El dolor físico, el miedo, la misión, tensionan al espectador de 1917.
La película, narrada con singular destreza, da la impresión de transcurrir en tiempo real. Busca que el espectador tenga esa sensación. Para el efecto, el director Sam Mendes, que también es el guionista junto a Kristy Wilson-Cairns, imaginó que la historia había que narrarla mediante un largo plano secuencia (que, en efecto, es un falso plano secuencia) que permite efectos de temporalidad y espacialidad que no solo le dan verosimilitud al relato, sino que introducen al espectador en la tierra de nadie, en las trincheras, en toda la trama que tiene un inteligente tratamiento del suspenso.
Ah, sí. Es un filme de suspense, que te mantiene aferrado a la silla, con la respiración a veces contenida, a veces alterada. La historia, en apariencia sencilla, tiene momentos clave —de tensiones e intensidades— en su desarrollo. Un joven cabo debe hacer las veces de mensajero, de una especie de heraldo de quien depende salvar la vida de 1.600 soldados en el frente francés que están a punto de entrar en batalla contra los alemanes. Y se nota en el general que lo selecciona, al soldado Blake, para esta misión de alta dificultad, una posición de extorsionista. Blake tiene a un hermano, el teniente Blake, en el distante lugar donde él debe llegar para abortar el ataque de los británicos, en el que, según los alemanes han planeado, todo el batallón Devons perecerá.

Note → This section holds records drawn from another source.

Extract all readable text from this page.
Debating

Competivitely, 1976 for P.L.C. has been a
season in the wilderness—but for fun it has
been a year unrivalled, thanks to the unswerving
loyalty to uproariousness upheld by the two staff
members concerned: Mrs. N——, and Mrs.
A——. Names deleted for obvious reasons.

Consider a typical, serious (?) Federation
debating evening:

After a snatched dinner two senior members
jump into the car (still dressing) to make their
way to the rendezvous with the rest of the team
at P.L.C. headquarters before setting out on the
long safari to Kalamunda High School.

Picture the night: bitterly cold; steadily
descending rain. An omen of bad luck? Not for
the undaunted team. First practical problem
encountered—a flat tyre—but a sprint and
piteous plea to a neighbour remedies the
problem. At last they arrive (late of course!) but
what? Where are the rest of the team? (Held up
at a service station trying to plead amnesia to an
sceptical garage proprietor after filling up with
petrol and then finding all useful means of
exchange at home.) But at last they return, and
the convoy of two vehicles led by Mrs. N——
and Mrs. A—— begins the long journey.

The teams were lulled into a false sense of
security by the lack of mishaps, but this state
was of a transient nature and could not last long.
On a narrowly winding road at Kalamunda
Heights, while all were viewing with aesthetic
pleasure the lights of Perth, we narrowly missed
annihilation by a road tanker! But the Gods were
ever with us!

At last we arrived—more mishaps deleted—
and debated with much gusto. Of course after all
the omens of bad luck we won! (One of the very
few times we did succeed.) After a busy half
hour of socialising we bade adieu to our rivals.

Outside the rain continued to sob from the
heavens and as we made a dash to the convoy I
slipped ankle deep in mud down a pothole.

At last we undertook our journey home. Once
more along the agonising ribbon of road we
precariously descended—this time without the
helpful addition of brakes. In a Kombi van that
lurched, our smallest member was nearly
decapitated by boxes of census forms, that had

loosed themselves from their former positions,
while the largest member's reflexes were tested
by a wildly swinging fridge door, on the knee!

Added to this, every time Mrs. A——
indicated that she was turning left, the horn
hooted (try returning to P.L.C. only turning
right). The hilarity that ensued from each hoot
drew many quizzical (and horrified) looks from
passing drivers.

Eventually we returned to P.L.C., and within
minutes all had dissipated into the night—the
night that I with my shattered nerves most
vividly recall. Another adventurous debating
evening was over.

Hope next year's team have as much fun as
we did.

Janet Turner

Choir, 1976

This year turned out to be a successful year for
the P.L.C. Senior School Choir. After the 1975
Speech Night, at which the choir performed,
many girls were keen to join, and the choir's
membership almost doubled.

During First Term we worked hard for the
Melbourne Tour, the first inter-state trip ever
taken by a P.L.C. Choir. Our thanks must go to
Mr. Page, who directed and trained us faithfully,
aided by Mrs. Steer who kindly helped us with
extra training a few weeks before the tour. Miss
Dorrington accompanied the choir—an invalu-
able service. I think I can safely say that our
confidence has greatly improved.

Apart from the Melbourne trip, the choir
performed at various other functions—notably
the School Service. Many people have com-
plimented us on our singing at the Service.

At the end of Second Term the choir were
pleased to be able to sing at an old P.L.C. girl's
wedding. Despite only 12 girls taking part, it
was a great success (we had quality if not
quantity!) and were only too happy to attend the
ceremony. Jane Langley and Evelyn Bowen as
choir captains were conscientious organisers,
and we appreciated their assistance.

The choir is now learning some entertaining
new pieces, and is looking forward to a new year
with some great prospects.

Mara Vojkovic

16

La misión de alto riesgo, de vida o muerte, entraña desde el principio del filme una manera de mantener en vilo al espectador. El plano secuencia que muestra las trincheras, la soldadesca, uno que otro cadáver, se va tornando en un callejón de muchachos que no saben qué les deparará la guerra, lo más probable la muerte, y Blake, que escoge un acompañante (los dos son cabos interinos), sabe que de él depende el destino de su hermano. Se van mostrando en el duro camino hacia la meta en un pueblito francés, el de Croisilles y sus bosques.
Un recorrido apocalíptico es la historia del dolor en 1917.

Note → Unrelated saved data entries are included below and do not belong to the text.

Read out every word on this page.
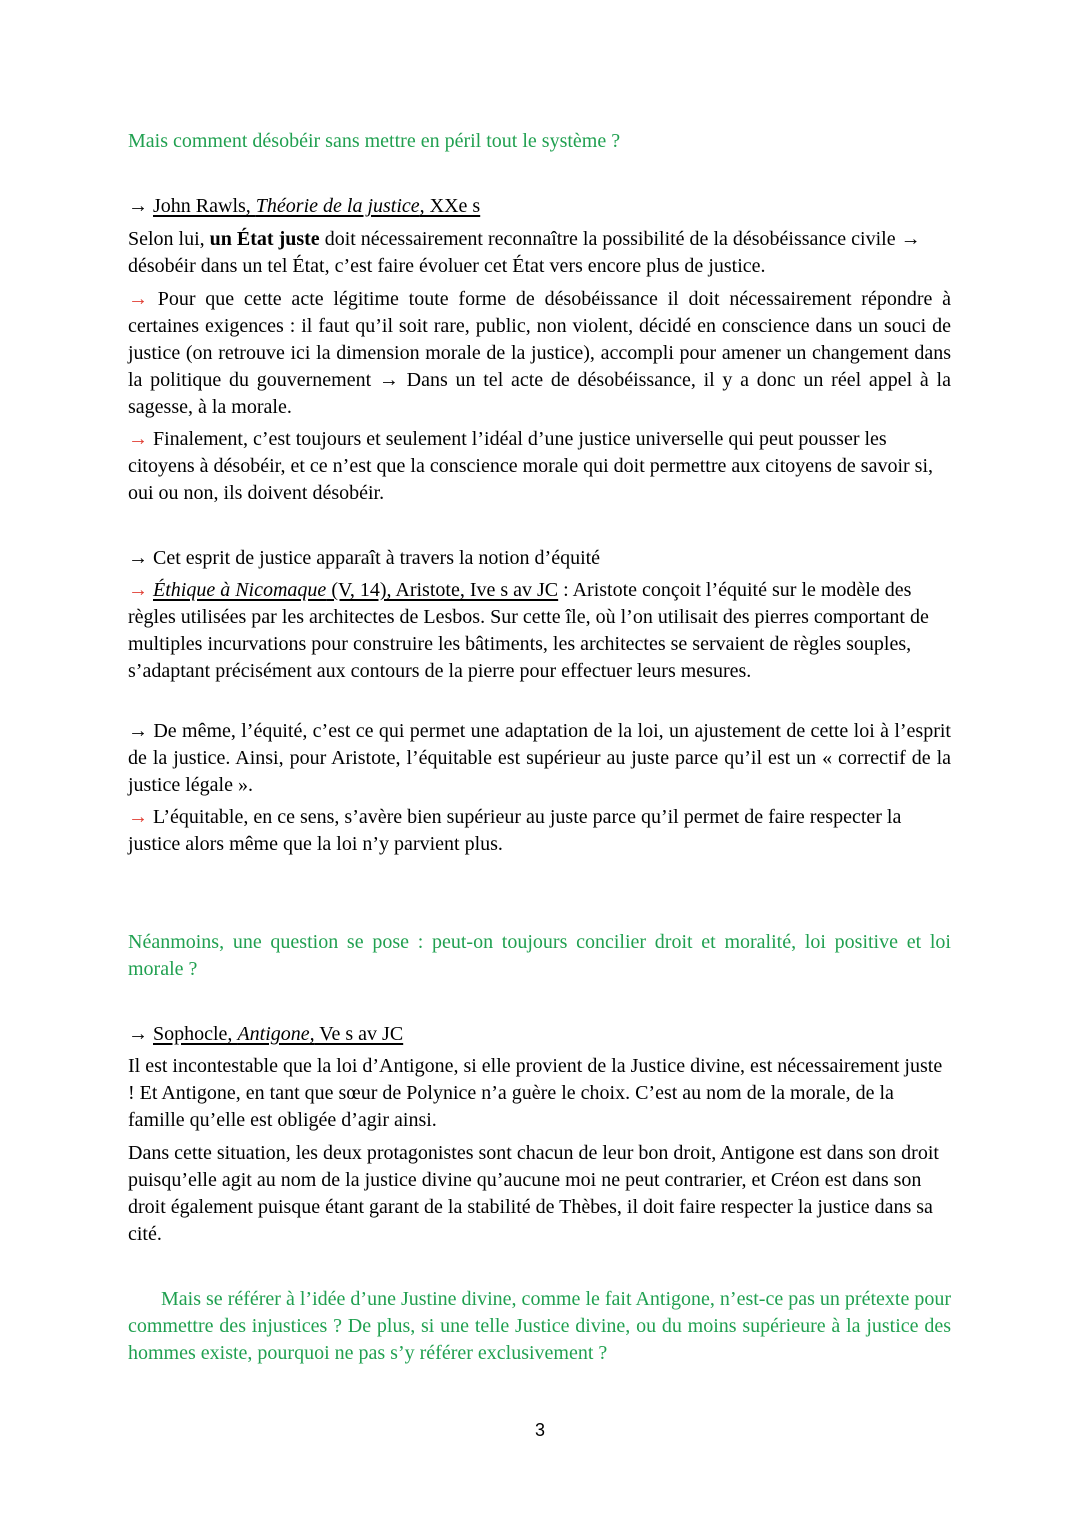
Mais comment désobéir sans mettre en péril tout le système ?

→ John Rawls, Théorie de la justice, XXe s

Selon lui, un État juste doit nécessairement reconnaître la possibilité de la désobéissance civile → désobéir dans un tel État, c’est faire évoluer cet État vers encore plus de justice.

→ Pour que cette acte légitime toute forme de désobéissance il doit nécessairement répondre à certaines exigences : il faut qu’il soit rare, public, non violent, décidé en conscience dans un souci de justice (on retrouve ici la dimension morale de la justice), accompli pour amener un changement dans la politique du gouvernement → Dans un tel acte de désobéissance, il y a donc un réel appel à la sagesse, à la morale.

→ Finalement, c’est toujours et seulement l’idéal d’une justice universelle qui peut pousser les citoyens à désobéir, et ce n’est que la conscience morale qui doit permettre aux citoyens de savoir si, oui ou non, ils doivent désobéir.

→ Cet esprit de justice apparaît à travers la notion d’équité

→ Éthique à Nicomaque (V, 14), Aristote, Ive s av JC : Aristote conçoit l’équité sur le modèle des règles utilisées par les architectes de Lesbos. Sur cette île, où l’on utilisait des pierres comportant de multiples incurvations pour construire les bâtiments, les architectes se servaient de règles souples, s’adaptant précisément aux contours de la pierre pour effectuer leurs mesures.

→ De même, l’équité, c’est ce qui permet une adaptation de la loi, un ajustement de cette loi à l’esprit de la justice. Ainsi, pour Aristote, l’équitable est supérieur au juste parce qu’il est un « correctif de la justice légale ».

→ L’équitable, en ce sens, s’avère bien supérieur au juste parce qu’il permet de faire respecter la justice alors même que la loi n’y parvient plus.

Néanmoins, une question se pose : peut-on toujours concilier droit et moralité, loi positive et loi morale ?

→ Sophocle, Antigone, Ve s av JC

Il est incontestable que la loi d’Antigone, si elle provient de la Justice divine, est nécessairement juste ! Et Antigone, en tant que sœur de Polynice n’a guère le choix. C’est au nom de la morale, de la famille qu’elle est obligée d’agir ainsi.

Dans cette situation, les deux protagonistes sont chacun de leur bon droit, Antigone est dans son droit puisqu’elle agit au nom de la justice divine qu’aucune moi ne peut contrarier, et Créon est dans son droit également puisque étant garant de la stabilité de Thèbes, il doit faire respecter la justice dans sa cité.

Mais se référer à l’idée d’une Justine divine, comme le fait Antigone, n’est-ce pas un prétexte pour commettre des injustices ? De plus, si une telle Justice divine, ou du moins supérieure à la justice des hommes existe, pourquoi ne pas s’y référer exclusivement ?

3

Caminar por la tierra de nadie es una aventura apocalíptica. Los dos muchachos se topan con caballos muertos, con cadáveres de soldados, con los despojos que ha dejado el ejército alemán a su paso. Y atraviesan una enorme mina, sus socavones llenos de ratas y en los que hallarán una sorpresa nada agradable. Y después verán las desolaciones del paisaje, las vacas muertas, los aviones de “los nuestros” y también los del enemigo. La idea que los alemanes, en la historia real, querían dar a los ejércitos contrarios era que estaban en retirada.
En efecto, los teutones se habían ido replegando hacia la Línea Hindenburg, y entonces los británicos, en una suerte de desconcierto, no sabían si era que se habían retirado o rendido. Era una táctica defensiva que, a su vez, les sería de utilidad para el ataque. A su paso, los alemanes destruyeron el paisaje, lo arrasaron: pueblos, bosques, granjas, animales cayeron ante el avance depredador de las tropas, de su artillería, de sus aviones, de la infantería. El filme muestra aquella devastación impresionante.
Los dos soldados, o cabos, para ser precisos, llevan en su peligroso recorrido por la “tierra de nadie” y por lugares donde todavía hay francotiradores alemanes, una bengala, granadas, mapas, algo de comida y el mensaje para el coronel Mackenzi. Es un filme de peripecias, sobre todo las que vivirá Schofield tras quedar solo en la misión que cada vez más es contra el tiempo. Y contra la presencia fatídica de soldados enemigos. ¿Si llegará? ¿Qué otros obstáculos le esperan en el camino? Y en ese punto el suspenso crece, con una banda sonora tremenda, que hace poner nerviosos a los que están sentados frente a la pantalla.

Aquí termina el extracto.